The third way is the hardest, but it’s also the most impactful — and you’ve probably heard it before. Annoyingly, it’s “get involved.” Last month, I went to a county commissioners meeting for the first time ever. It was a hearing on a one-year data center moratorium (which passed, for the record). For almost three hours, I listened to people from my community stand up and berate elected officials about how bad data centers are. It was refreshing. It was invigorating. (And only one person included any xenophobia or conspiracy theories in his statement, which felt like a win for rural North Carolina.)
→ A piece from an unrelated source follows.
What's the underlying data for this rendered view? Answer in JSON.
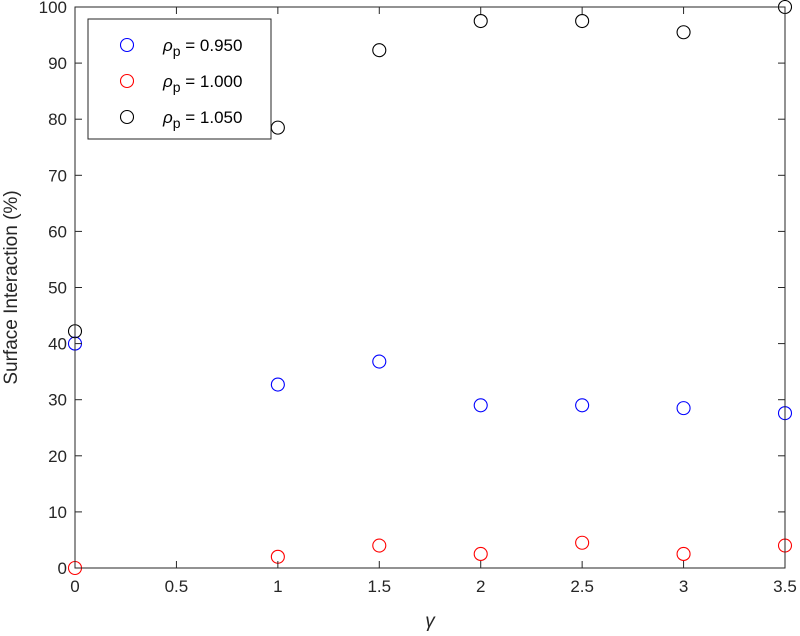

Those moratoriums are happening all over the country on both the state and local levels. But decisions like that don’t just happen and it’s not fair to rely on the — let’s be honest here — NextDoor-pilled retirees who usually attend those meetings to do the right thing. Elected officials, especially hyperlocal officials, are just people. Hell, they’re your neighbors. And sometimes, they can be convinced to do the right thing.

Image: Meme-tivism

The secret fourth thing — the zeroth law of it — is to remember that it’s not inevitable. It doesn’t have to be this way. Karen Hao, who wrote Empire of AI, is part of a project called The AI Resist List. I’ll close with quotes from that site:

Nothing about the current trajectory of AI development is inevitable. It was shaped by the thousands of subjective decisions of a tiny elite, and continues its march based on the active participation and tacit consent of people globally.
It doesn’t have to be this way. As AI researchers, journalists, and critical scholars, we have built, documented, and imagined radical alternatives that do precisely the opposite: center community, celebrate human agency, honor local context and history, and rejuvenate the planet.

They include a quote from Ruha Benjamin — whose work I’ve mentioned before — that’s the best takeaway from all of this.

Remember to imagine and craft the worlds you cannot live without, just as you dismantle the ones you cannot live within.